Die Klägerin erklärte in ihrer Steuererklärung für 2012 keinen Gewinn aus einem privaten Veräußerungsgeschäft. Das Finanzamt überprüfte die Angaben der Klägerin und sah in der Schenkung an die Kinder einen Missbrauch von rechtlichen Gestaltungsmöglichkeiten (§ 42 AO), sodass der Veräußerungsgewinn der Klägerin zuzurechnen sei. Die Schenkung an die Kinder habe zu einem gesetzlich nicht vorgesehenen Steuervorteil von 14.186 € geführt, weil sie die Besteuerung des Veräußerungsgewinns bei sich vermieden habe. Die Klägerin habe für die gewählte Gestaltung auch keine außersteuerlichen Gründe nachgewiesen, die nach dem Gesamtbild der Verhältnisse beachtlich seien.

Die Klägerin hat das im Jahr 2011 angeschaffte Grundstück nicht veräußert, sondern es nach den Feststellungen des Finanzgerichts unentgeltlich im Wege der Schenkung auf ihre Tochter und Ihren Sohn übertragen. Es liegen keine Gründe dafür vor, dass die unentgeltliche Übertragung zwischen nahestehenden Personen steuerlich nicht anzuerkennen ist. Konsequenz: Da die Klägerin das Grundstück nicht veräußert hat, ist bei ihr auch kein Veräußerungsgewinn entstanden.

Ein Missbrauch von rechtlichen Gestaltungsmöglichkeiten, der zur Entstehung des Steueranspruchs aus der Veräußerung des Grundstücks bei der Klägerin führen könnte, liegt ebenfalls nicht vor. Bei der gesetzlichen Regelung zur Versteuerung privater Veräußerungsgeschäfte (§ 23 Abs. 1 Satz 3 EStG) handelt es sich eine Vorschrift, die einen Missbrauch verhindern soll. Damit ist die Annahme eines Missbrauchs rechtlicher Gestaltungsmöglichkeiten gemäß § 42 AO für den Fall der Veräußerung nach unentgeltlicher Übertragung ausgeschlossen.

Die unentgeltliche Übertragung des Grundstücks an einen Dritten, der das Grundstück sodann innerhalb der Spekulationsfrist des § 23 Abs. 1 Satz 1 Nr. 1 Satz 1 EStG veräußert, unterfällt dem Anwendungsbereich des § 23 Abs. 1 Satz 3 EStG und stellt daher ungeachtet der zeitlichen Nähe zwischen Übertragung und Weiterveräußerung grundsätzlich keinen Gestaltungsmissbrauch i.S. des § 42 Abs. 1 Satz 1, Abs. 2 AO dar.

§ 23 EStG sieht für den Fall des unentgeltlichen Erwerbs vor, dass dem Einzelrechtsnachfolger die Anschaffung oder die Überführung des Wirtschaftsguts in das Privatvermögen durch den Rechtsvorgänger zuzurechnen ist.
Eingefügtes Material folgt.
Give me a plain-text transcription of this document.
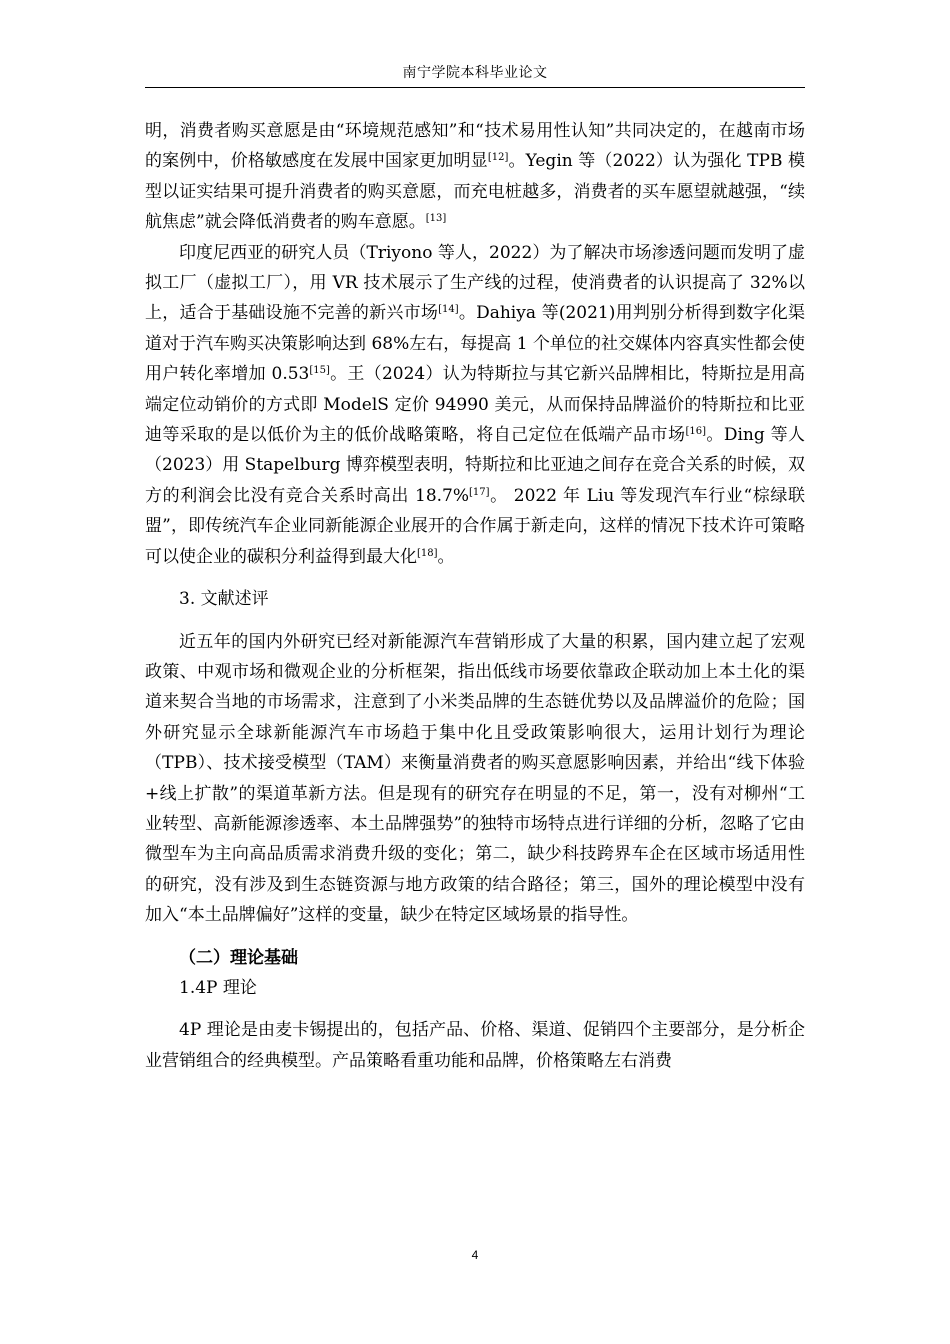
南宁学院本科毕业论文

明，消费者购买意愿是由“环境规范感知”和“技术易用性认知”共同决定的，在越南市场的案例中，价格敏感度在发展中国家更加明显[12]。Yegin 等（2022）认为强化 TPB 模型以证实结果可提升消费者的购买意愿，而充电桩越多，消费者的买车愿望就越强，“续航焦虑”就会降低消费者的购车意愿。[13]

印度尼西亚的研究人员（Triyono 等人，2022）为了解决市场渗透问题而发明了虚拟工厂（虚拟工厂），用 VR 技术展示了生产线的过程，使消费者的认识提高了 32%以上，适合于基础设施不完善的新兴市场[14]。Dahiya 等(2021)用判别分析得到数字化渠道对于汽车购买决策影响达到 68%左右，每提高 1 个单位的社交媒体内容真实性都会使用户转化率增加 0.53[15]。王（2024）认为特斯拉与其它新兴品牌相比，特斯拉是用高端定位动销价的方式即 ModelS 定价 94990 美元，从而保持品牌溢价的特斯拉和比亚迪等采取的是以低价为主的低价战略策略，将自己定位在低端产品市场[16]。Ding 等人（2023）用 Stapelburg 博弈模型表明，特斯拉和比亚迪之间存在竞合关系的时候，双方的利润会比没有竞合关系时高出 18.7%[17]。 2022 年 Liu 等发现汽车行业“棕绿联盟”，即传统汽车企业同新能源企业展开的合作属于新走向，这样的情况下技术许可策略可以使企业的碳积分利益得到最大化[18]。

3. 文献述评

近五年的国内外研究已经对新能源汽车营销形成了大量的积累，国内建立起了宏观政策、中观市场和微观企业的分析框架，指出低线市场要依靠政企联动加上本土化的渠道来契合当地的市场需求，注意到了小米类品牌的生态链优势以及品牌溢价的危险；国外研究显示全球新能源汽车市场趋于集中化且受政策影响很大，运用计划行为理论（TPB）、技术接受模型（TAM）来衡量消费者的购买意愿影响因素，并给出“线下体验+线上扩散”的渠道革新方法。但是现有的研究存在明显的不足，第一，没有对柳州“工业转型、高新能源渗透率、本土品牌强势”的独特市场特点进行详细的分析，忽略了它由微型车为主向高品质需求消费升级的变化；第二，缺少科技跨界车企在区域市场适用性的研究，没有涉及到生态链资源与地方政策的结合路径；第三，国外的理论模型中没有加入“本土品牌偏好”这样的变量，缺少在特定区域场景的指导性。

（二）理论基础

1.4P 理论

4P 理论是由麦卡锡提出的，包括产品、价格、渠道、促销四个主要部分，是分析企业营销组合的经典模型。产品策略看重功能和品牌，价格策略左右消费

4
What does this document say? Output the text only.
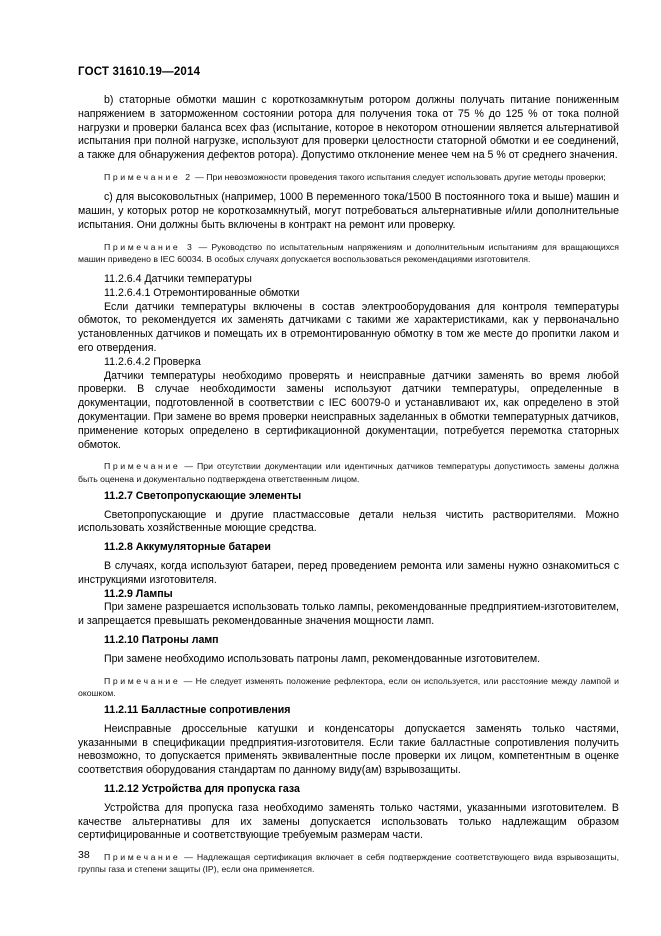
ГОСТ 31610.19—2014

b) статорные обмотки машин с короткозамкнутым ротором должны получать питание пониженным напряжением в заторможенном состоянии ротора для получения тока от 75 % до 125 % от тока полной нагрузки и проверки баланса всех фаз (испытание, которое в некотором отношении является альтернативой испытания при полной нагрузке, используют для проверки целостности статорной обмотки и ее соединений, а также для обнаружения дефектов ротора). Допустимо отклонение менее чем на 5 % от среднего значения.

Примечание 2 — При невозможности проведения такого испытания следует использовать другие методы проверки;

c) для высоковольтных (например, 1000 В переменного тока/1500 В постоянного тока и выше) машин и машин, у которых ротор не короткозамкнутый, могут потребоваться альтернативные и/или дополнительные испытания. Они должны быть включены в контракт на ремонт или проверку.

Примечание 3 — Руководство по испытательным напряжениям и дополнительным испытаниям для вращающихся машин приведено в IEC 60034. В особых случаях допускается воспользоваться рекомендациями изготовителя.

11.2.6.4 Датчики температуры

11.2.6.4.1 Отремонтированные обмотки

Если датчики температуры включены в состав электрооборудования для контроля температуры обмоток, то рекомендуется их заменять датчиками с такими же характеристиками, как у первоначально установленных датчиков и помещать их в отремонтированную обмотку в том же месте до пропитки лаком и его отвердения.

11.2.6.4.2 Проверка

Датчики температуры необходимо проверять и неисправные датчики заменять во время любой проверки. В случае необходимости замены используют датчики температуры, определенные в документации, подготовленной в соответствии с IEC 60079-0 и устанавливают их, как определено в этой документации. При замене во время проверки неисправных заделанных в обмотки температурных датчиков, применение которых определено в сертификационной документации, потребуется перемотка статорных обмоток.

Примечание — При отсутствии документации или идентичных датчиков температуры допустимость замены должна быть оценена и документально подтверждена ответственным лицом.

11.2.7 Светопропускающие элементы

Светопропускающие и другие пластмассовые детали нельзя чистить растворителями. Можно использовать хозяйственные моющие средства.

11.2.8 Аккумуляторные батареи

В случаях, когда используют батареи, перед проведением ремонта или замены нужно ознакомиться с инструкциями изготовителя.

11.2.9 Лампы

При замене разрешается использовать только лампы, рекомендованные предприятием-изготовителем, и запрещается превышать рекомендованные значения мощности ламп.

11.2.10 Патроны ламп

При замене необходимо использовать патроны ламп, рекомендованные изготовителем.

Примечание — Не следует изменять положение рефлектора, если он используется, или расстояние между лампой и окошком.

11.2.11 Балластные сопротивления

Неисправные дроссельные катушки и конденсаторы допускается заменять только частями, указанными в спецификации предприятия-изготовителя. Если такие балластные сопротивления получить невозможно, то допускается применять эквивалентные после проверки их лицом, компетентным в оценке соответствия оборудования стандартам по данному виду(ам) взрывозащиты.

11.2.12 Устройства для пропуска газа

Устройства для пропуска газа необходимо заменять только частями, указанными изготовителем. В качестве альтернативы для их замены допускается использовать только надлежащим образом сертифицированные и соответствующие требуемым размерам части.

Примечание — Надлежащая сертификация включает в себя подтверждение соответствующего вида взрывозащиты, группы газа и степени защиты (IP), если она применяется.

38
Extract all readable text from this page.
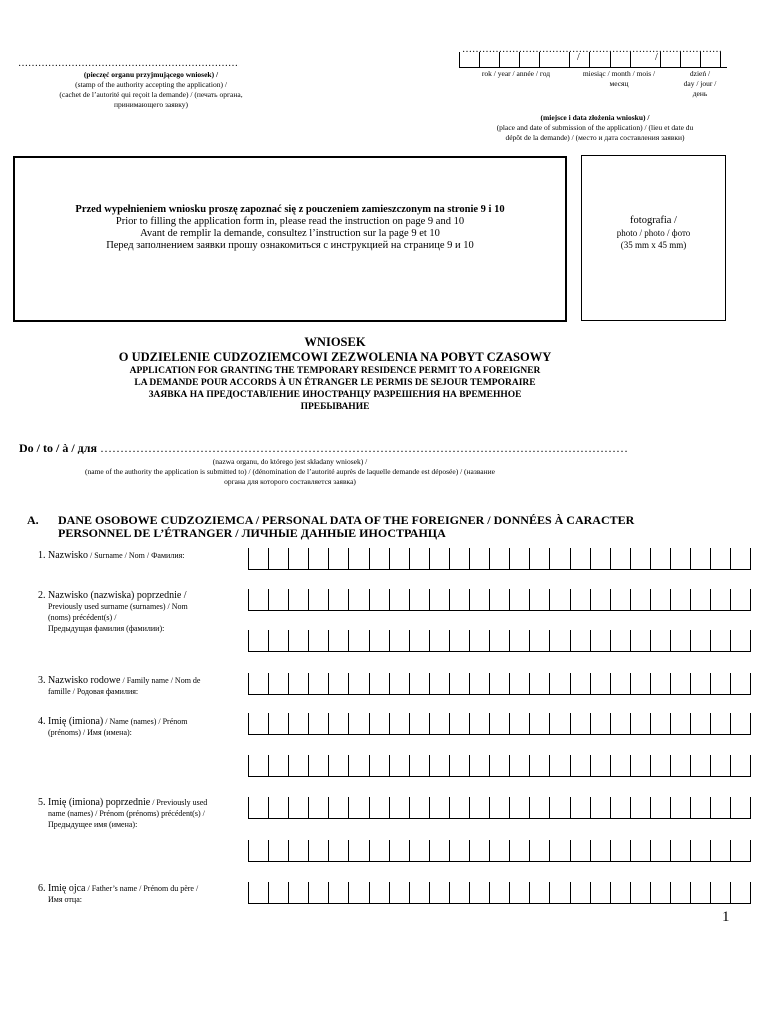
…………………………………………………………
(pieczęć organu przyjmującego wniosek) /
(stamp of the authority accepting the application) /
(cachet de l’autorité qui reçoit la demande) / (печать органа,
принимающего заявку)
……………………………………………………………………
/	/
rok / year / année / год	miesiąc / month / mois /
месяц
dzień /
day / jour /
день
(miejsce i data złożenia wniosku) /
(place and date of submission of the application) / (lieu et date du
dépôt de la demande) / (место и дата составления заявки)
Przed wypełnieniem wniosku proszę zapoznać się z pouczeniem zamieszczonym na stronie 9 i 10
Prior to filling the application form in, please read the instruction on page 9 and 10
Avant de remplir la demande, consultez l’instruction sur la page 9 et 10
Перед заполнением заявки прошу ознакомиться с инструкцией на странице 9 и 10
fotografia /
photo / photo / фото
(35 mm x 45 mm)
WNIOSEK
O UDZIELENIE CUDZOZIEMCOWI ZEZWOLENIA NA POBYT CZASOWY
APPLICATION FOR GRANTING THE TEMPORARY RESIDENCE PERMIT TO A FOREIGNER
LA DEMANDE POUR ACCORDS À UN ÉTRANGER LE PERMIS DE SEJOUR TEMPORAIRE
ЗАЯВКА НА ПРЕДОСТАВЛЕНИЕ ИНОСТРАНЦУ РАЗРЕШЕНИЯ НА ВРЕМЕННОЕ
ПРЕБЫВАНИЕ
Do / to / à / для ……………………………………………………………………………………………………………………
(nazwa organu, do którego jest składany wniosek) /
(name of the authority the application is submitted to) / (dénomination de l’autorité auprès de laquelle demande est déposée) / (название
органа для которого составляется заявка)
A. DANE OSOBOWE CUDZOZIEMCA / PERSONAL DATA OF THE FOREIGNER / DONNÉES À CARACTER
PERSONNEL DE L’ÉTRANGER / ЛИЧНЫЕ ДАННЫЕ ИНОСТРАНЦА
1. Nazwisko / Surname / Nom / Фамилия:
2. Nazwisko (nazwiska) poprzednie /
Previously used surname (surnames) / Nom
(noms) précédent(s) /
Предыдущая фамилия (фамилии):
3. Nazwisko rodowe / Family name / Nom de
famille / Родовая фамилия:
4. Imię (imiona) / Name (names) / Prénom
(prénoms) / Имя (имена):
5. Imię (imiona) poprzednie / Previously used
name (names) / Prénom (prénoms) précédent(s) /
Предыдущее имя (имена):
6. Imię ojca / Father’s name / Prénom du père /
Имя отца:
1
Diese Vorschrift regelt somit die Entstehung des Veräußerungsgewinns, wenn ein unentgeltlicher Erwerb vorangegangen ist. Vom Rechtsvorgänger verwirklichte Besteuerungsmerkmale werden dem unentgeltlichen Rechtsnachfolger aufgrund des Gesetzes persönlich zugerechnet. Das führt dazu, dass das private Veräußerungsgeschäft bei demjenigen besteuert wird, der die Veräußerung vorgenommen und den Veräußerungserlös tatsächlich erhalten hat.

Allein der Umstand, dass der Veräußerungsgewinn bei Tochter und Sohn niedriger besteuert wird als bei der Klägerin, führt nicht zur Annahme eines Missbrauchs rechtlicher Gestaltungsmöglichkeiten. Ein Steuerpflichtiger darf seine rechtlichen Verhältnisse so gestalten, dass sich eine geringere steuerliche Belastung ergibt. Das Bestreben, Steuern zu sparen, macht für sich allein eine Gestaltung noch nicht unangemessen. Das gilt insbesondere hier, weil sich ein "Steuervorteil" allein daraus ergibt, dass die unentgeltliche Übertragung des Grundstücks von Gesetzes wegen akzeptiert wird. Folge ist, dass ein Veräußerungsgewinn nicht vom Schenker, sondern vom Beschenkten nach dessen persönlichen Verhältnissen versteuert werden muss.